Tepeden şöyle bir Ayvalık manzarası bütün yol yorgunluğumu aldı. Termosumdan doldurduğum kahveyse manzaranın o anki en şahane eşlikçisi oldu. Evden çıkarken kahvaltı yapmamıştım. Belki yolda enteresan bi yer rast gelir, farklı bir kahvaltı yaparım diye düşünmüştüm.
Kahvemi içerken sabahın bu erken saatinde iyi bi kelle paça kadar güzel bi yemek olmaz dedim ve saldım arabayı aşağılara, taa Ayvalık çarşı içine... Buralara geldiğimde İzzet Durko abimin Paşa Çorba isimli esnaf lokantasına ille geliriz. Çünkü civarın en güzel çorbalarından birini kendisi yapar. Sadece çorba mı!? Elbette hayır!
Dedim ya burası bir esnaf lokantası. Her gün değişen bir mönüsü var. Değişmeyen tek şeyse zeytinyağlı yemekleri. İzzet Durko bu konuda çok titiz ve gelenekçi biri. Yöre yemeği nasıl pişiriliyorsa o da öyle pişiriyor. Malzemesi ve elbette özellikle zeytinyağı kaliteli ve bol.
Ee insan burada olurda zeytinyağı eksik olur mu? Olmaz elbette. Neyse bu düşüncelerle vardım Paşa Çorba’ya. Her zamanki keyifli sohbetiyle karşıladı İzzet abim beni. Çorbaya, köfteye olan düşkünlüğümü bilmeyen kalmadı artık. Dükkandan girer girmez, “Ah be Fedo bileydim geleceğini bugünkü mönüye Ada Köftesi de koyardım” dedi.
“Olsun abi, bi çorba içeriz olur biter” dedim ben de. Hemen mutfağa girdi, çıktı “Kuzu kellesinden çorba yaptım, her zaman olmuyor. Şanslısın hemen yapıyorum bi tane” dedi ve ivedi geldi çorba. Elbette dana kelle çorbası da şahane ama kuzu başka yahu...

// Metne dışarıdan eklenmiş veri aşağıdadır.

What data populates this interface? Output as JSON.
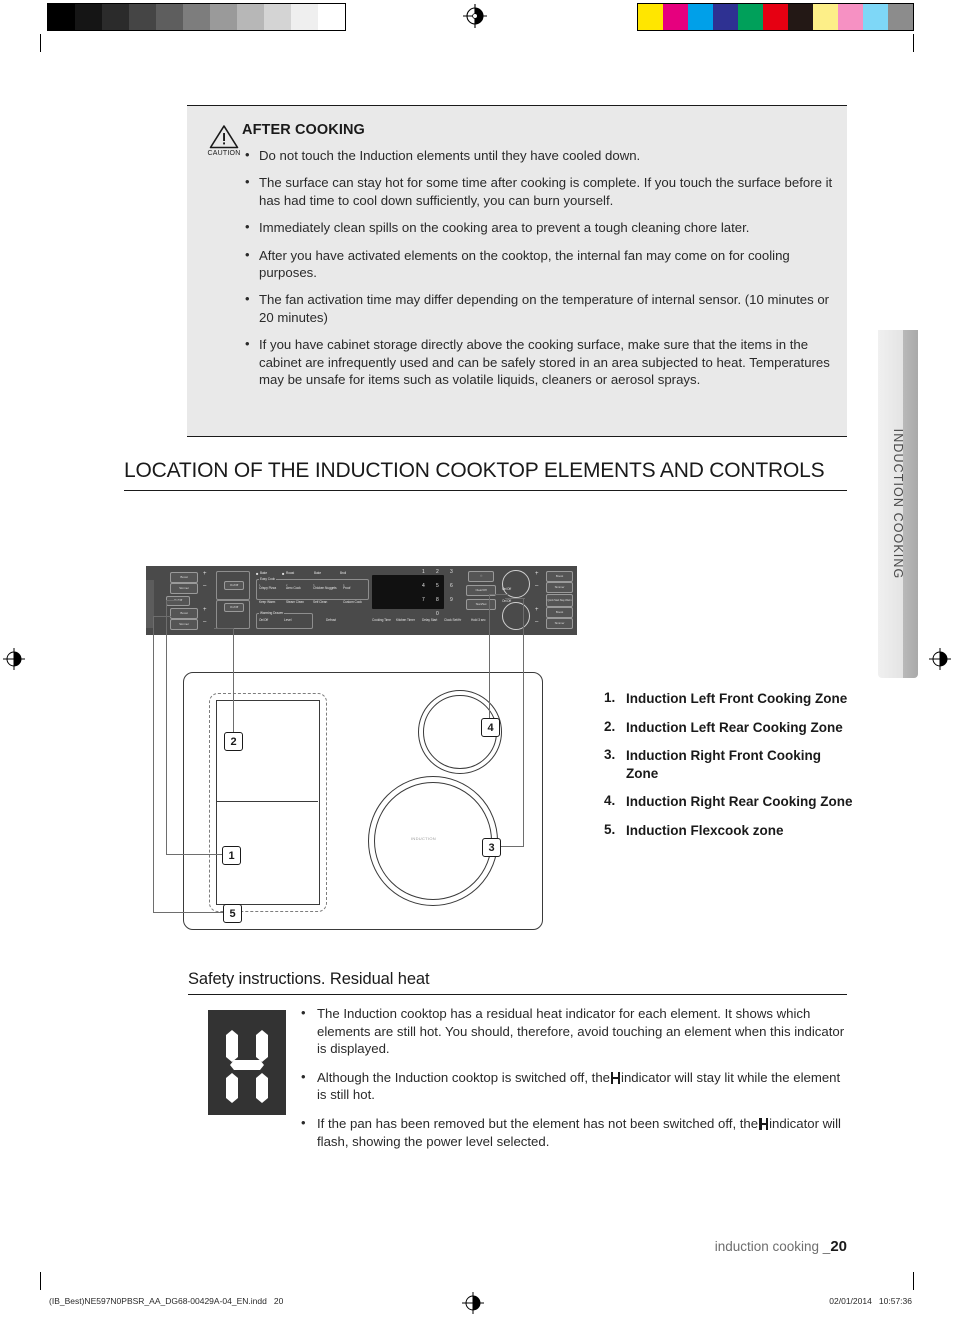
{
  "print_marks": {
    "grayscale_steps": [
      "#000000",
      "#151515",
      "#2b2b2b",
      "#454545",
      "#5e5e5e",
      "#7d7d7d",
      "#9a9a9a",
      "#b7b7b7",
      "#d4d4d4",
      "#efefef",
      "#ffffff"
    ],
    "color_patches": [
      "#ffe600",
      "#e6007e",
      "#00a0e9",
      "#2e3192",
      "#00a05a",
      "#e60012",
      "#231815",
      "#fdef88",
      "#f691c3",
      "#7ed7f7",
      "#8c8c8c"
    ],
    "registration_icon": "registration-target-icon"
  },
  "caution": {
    "icon_name": "warning-triangle-icon",
    "icon_caption": "CAUTION",
    "title": "AFTER COOKING",
    "bullets": [
      "Do not touch the Induction elements until they have cooled down.",
      "The surface can stay hot for some time after cooking is complete. If you touch the surface before it has had time to cool down sufficiently, you can burn yourself.",
      "Immediately clean spills on the cooking area to prevent a tough cleaning chore later.",
      "After you have activated elements on the cooktop, the internal fan may come on for cooling purposes.",
      "The fan activation time may differ depending on the temperature of internal sensor. (10 minutes or 20 minutes)",
      "If you have cabinet storage directly above the cooking surface, make sure that the items in the cabinet are infrequently used and can be safely stored in an area subjected to heat. Temperatures may be unsafe for items such as volatile liquids, cleaners or aerosol sprays."
    ]
  },
  "section": {
    "heading": "LOCATION OF THE INDUCTION COOKTOP ELEMENTS AND CONTROLS"
  },
  "side_tab": {
    "label": "INDUCTION COOKING"
  },
  "control_panel": {
    "left_group": {
      "rear_boost": "Boost",
      "rear_simmer": "Simmer",
      "plus": "+",
      "minus": "–",
      "onoff": "On/Off",
      "front_boost": "Boost",
      "front_simmer": "Simmer"
    },
    "flex_group": {
      "upper_onoff": "On/Off",
      "lower_onoff": "On/Off"
    },
    "oven_top_row": [
      "Bake",
      "Roast",
      "Bake",
      "Broil"
    ],
    "easy_cook": {
      "title": "Easy Cook",
      "items": [
        "Crispy Pizza",
        "Aero Cook",
        "Chicken Nuggets",
        "Proof"
      ],
      "numbers": [
        "1",
        "2",
        "3",
        "4"
      ]
    },
    "mid_row": [
      "Keep Warm",
      "Steam Clean",
      "Self Clean",
      "Custom Cook"
    ],
    "warming_drawer": {
      "title": "Warming Drawer",
      "onoff": "On/Off",
      "level": "Level"
    },
    "defrost": "Defrost",
    "bottom_row": [
      "Cooking Time",
      "Kitchen Timer",
      "Delay Start",
      "Clock Set/Hr"
    ],
    "keypad": [
      "1",
      "2",
      "3",
      "4",
      "5",
      "6",
      "7",
      "8",
      "9",
      "0"
    ],
    "lock_icon": "lock-icon",
    "lock_label": "Hold 3 sec",
    "clear_off": "Clear/Off",
    "start_set": "Start/Set",
    "right_group": {
      "rear_onoff": "On/Off",
      "front_onoff": "On/Off",
      "plus": "+",
      "minus": "–",
      "rear_boost": "Boost",
      "rear_simmer": "Simmer",
      "quick_start": "Quick Start Stay Warm",
      "front_boost": "Boost",
      "front_simmer": "Simmer"
    }
  },
  "cooktop": {
    "brand_text": "INDUCTION",
    "callouts": [
      "1",
      "2",
      "3",
      "4",
      "5"
    ]
  },
  "zone_list": [
    {
      "num": "1.",
      "label": "Induction Left Front Cooking Zone"
    },
    {
      "num": "2.",
      "label": "Induction Left Rear Cooking Zone"
    },
    {
      "num": "3.",
      "label": "Induction Right Front Cooking Zone"
    },
    {
      "num": "4.",
      "label": "Induction Right Rear Cooking Zone"
    },
    {
      "num": "5.",
      "label": "Induction Flexcook zone"
    }
  ],
  "residual_heat": {
    "heading": "Safety instructions. Residual heat",
    "display_icon": "h-residual-heat-indicator",
    "bullets": [
      "The Induction cooktop has a residual heat indicator for each element. It shows which elements are still hot. You should, therefore, avoid touching an element when this indicator is displayed.",
      "Although the Induction cooktop is switched off, the",
      "indicator will stay lit while the element is still hot.",
      "If the pan has been removed but the element has not been switched off, the",
      "indicator will flash, showing the power level selected."
    ]
  },
  "footer": {
    "text": "induction cooking _",
    "page_number": "20",
    "print_left": "(IB_Best)NE597N0PBSR_AA_DG68-00429A-04_EN.indd   20",
    "print_right": "02/01/2014   10:57:36"
  }
}
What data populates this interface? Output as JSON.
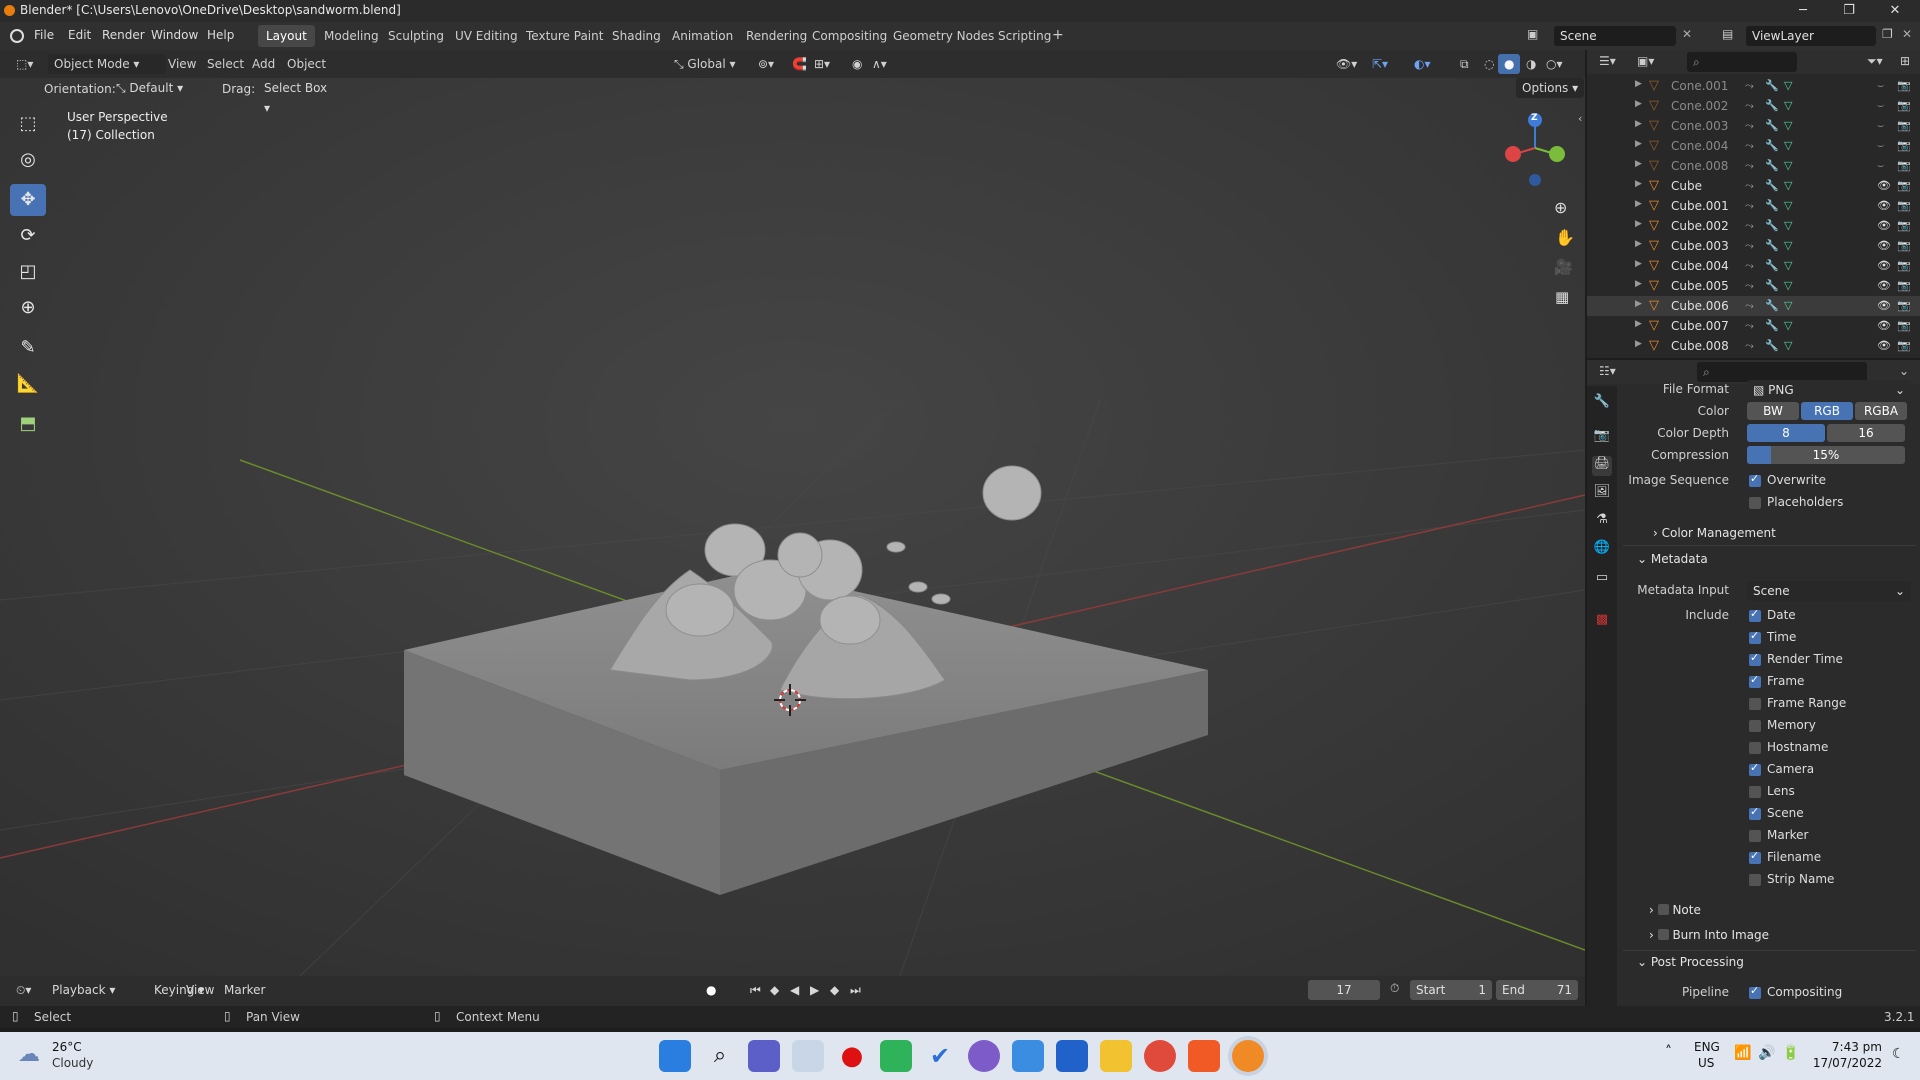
{
  "window": {
    "title": "Blender* [C:\\Users\\Lenovo\\OneDrive\\Desktop\\sandworm.blend]",
    "minimize": "─",
    "maximize": "❐",
    "close": "✕"
  },
  "menu": {
    "file": "File",
    "edit": "Edit",
    "render": "Render",
    "window": "Window",
    "help": "Help"
  },
  "workspaces": [
    "Layout",
    "Modeling",
    "Sculpting",
    "UV Editing",
    "Texture Paint",
    "Shading",
    "Animation",
    "Rendering",
    "Compositing",
    "Geometry Nodes",
    "Scripting"
  ],
  "workspace_add": "+",
  "scene": {
    "scene_label": "Scene",
    "viewlayer_label": "ViewLayer"
  },
  "viewport_header": {
    "mode": "Object Mode",
    "view": "View",
    "select": "Select",
    "add": "Add",
    "object": "Object",
    "transform_orientation": "Global",
    "orientation_label": "Orientation:",
    "orientation_value": "Default",
    "drag_label": "Drag:",
    "drag_value": "Select Box",
    "options": "Options"
  },
  "viewport_overlay": {
    "perspective": "User Perspective",
    "collection": "(17) Collection"
  },
  "gizmo": {
    "z": "Z"
  },
  "outliner": {
    "items": [
      {
        "name": "Cone.001",
        "dim": true
      },
      {
        "name": "Cone.002",
        "dim": true
      },
      {
        "name": "Cone.003",
        "dim": true
      },
      {
        "name": "Cone.004",
        "dim": true
      },
      {
        "name": "Cone.008",
        "dim": true
      },
      {
        "name": "Cube",
        "dim": false
      },
      {
        "name": "Cube.001",
        "dim": false
      },
      {
        "name": "Cube.002",
        "dim": false
      },
      {
        "name": "Cube.003",
        "dim": false
      },
      {
        "name": "Cube.004",
        "dim": false
      },
      {
        "name": "Cube.005",
        "dim": false
      },
      {
        "name": "Cube.006",
        "dim": false,
        "selected": true
      },
      {
        "name": "Cube.007",
        "dim": false
      },
      {
        "name": "Cube.008",
        "dim": false
      }
    ]
  },
  "properties": {
    "file_format_label": "File Format",
    "file_format_value": "PNG",
    "color_label": "Color",
    "color_options": [
      "BW",
      "RGB",
      "RGBA"
    ],
    "color_selected": "RGB",
    "depth_label": "Color Depth",
    "depth_options": [
      "8",
      "16"
    ],
    "depth_selected": "8",
    "compression_label": "Compression",
    "compression_value": "15%",
    "compression_fraction": 0.15,
    "image_sequence_label": "Image Sequence",
    "overwrite": {
      "label": "Overwrite",
      "checked": true
    },
    "placeholders": {
      "label": "Placeholders",
      "checked": false
    },
    "color_management": "Color Management",
    "metadata": "Metadata",
    "metadata_input_label": "Metadata Input",
    "metadata_input_value": "Scene",
    "include_label": "Include",
    "include": [
      {
        "label": "Date",
        "checked": true
      },
      {
        "label": "Time",
        "checked": true
      },
      {
        "label": "Render Time",
        "checked": true
      },
      {
        "label": "Frame",
        "checked": true
      },
      {
        "label": "Frame Range",
        "checked": false
      },
      {
        "label": "Memory",
        "checked": false
      },
      {
        "label": "Hostname",
        "checked": false
      },
      {
        "label": "Camera",
        "checked": true
      },
      {
        "label": "Lens",
        "checked": false
      },
      {
        "label": "Scene",
        "checked": true
      },
      {
        "label": "Marker",
        "checked": false
      },
      {
        "label": "Filename",
        "checked": true
      },
      {
        "label": "Strip Name",
        "checked": false
      }
    ],
    "note": "Note",
    "burn_into_image": "Burn Into Image",
    "post_processing": "Post Processing",
    "pipeline_label": "Pipeline",
    "compositing": {
      "label": "Compositing",
      "checked": true
    }
  },
  "timeline": {
    "playback": "Playback",
    "keying": "Keying",
    "view": "View",
    "marker": "Marker",
    "current_frame": "17",
    "start_label": "Start",
    "start_value": "1",
    "end_label": "End",
    "end_value": "71"
  },
  "statusbar": {
    "select": "Select",
    "pan_view": "Pan View",
    "context_menu": "Context Menu",
    "version": "3.2.1"
  },
  "taskbar": {
    "temperature": "26°C",
    "weather": "Cloudy",
    "lang": "ENG",
    "region": "US",
    "time": "7:43 pm",
    "date": "17/07/2022"
  }
}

Dükkana girdiğim sırada yemekler yeni çıkmış tezgahta yerini alıyordu. İzzet abimin ısrarlarına dayanamayıp “minik” bir zeytinyağlı tabağını da mideye indirdikten sonra keyifli bir muhabbet ve kahveye geldi sıra. Son yapılan Ayvalık Hasat Festivali’ni, eğrisini, doğrusunu konuştuk biraz. Gastronominin şehirlerin gelişiminde ne kadar önemli olduğunu, yerel yönetimlerin yol göstericiliğinin, esnafın böyle şeyleri sahiplenmesinin önemini konuştuk. Zaman aktı gitti, kahvenin telvesinin üzerine içtiğim suyun ardından, müsaade isteyip kalktım İzzet abinin yanından.
Hoşçakal deyip, taa sokak başına vardığımda İzzet abi “Bi dahakine haber ver Ada Köftesi”ni beraber yapalım diye sesleniyordu. Öğlen oldu ve ben 3 saatte ancak Ayvalık’a gelebildim. Yolum uzun ama acelem yok. Yolda olmak çok güzel. Çanakkale kim bilir ne güzeldir bu mevsimde. Şimdi yol zamanı, kim bilir kaç saatte varacağım Çanakkale’ye?
Hadi bana eyvallah...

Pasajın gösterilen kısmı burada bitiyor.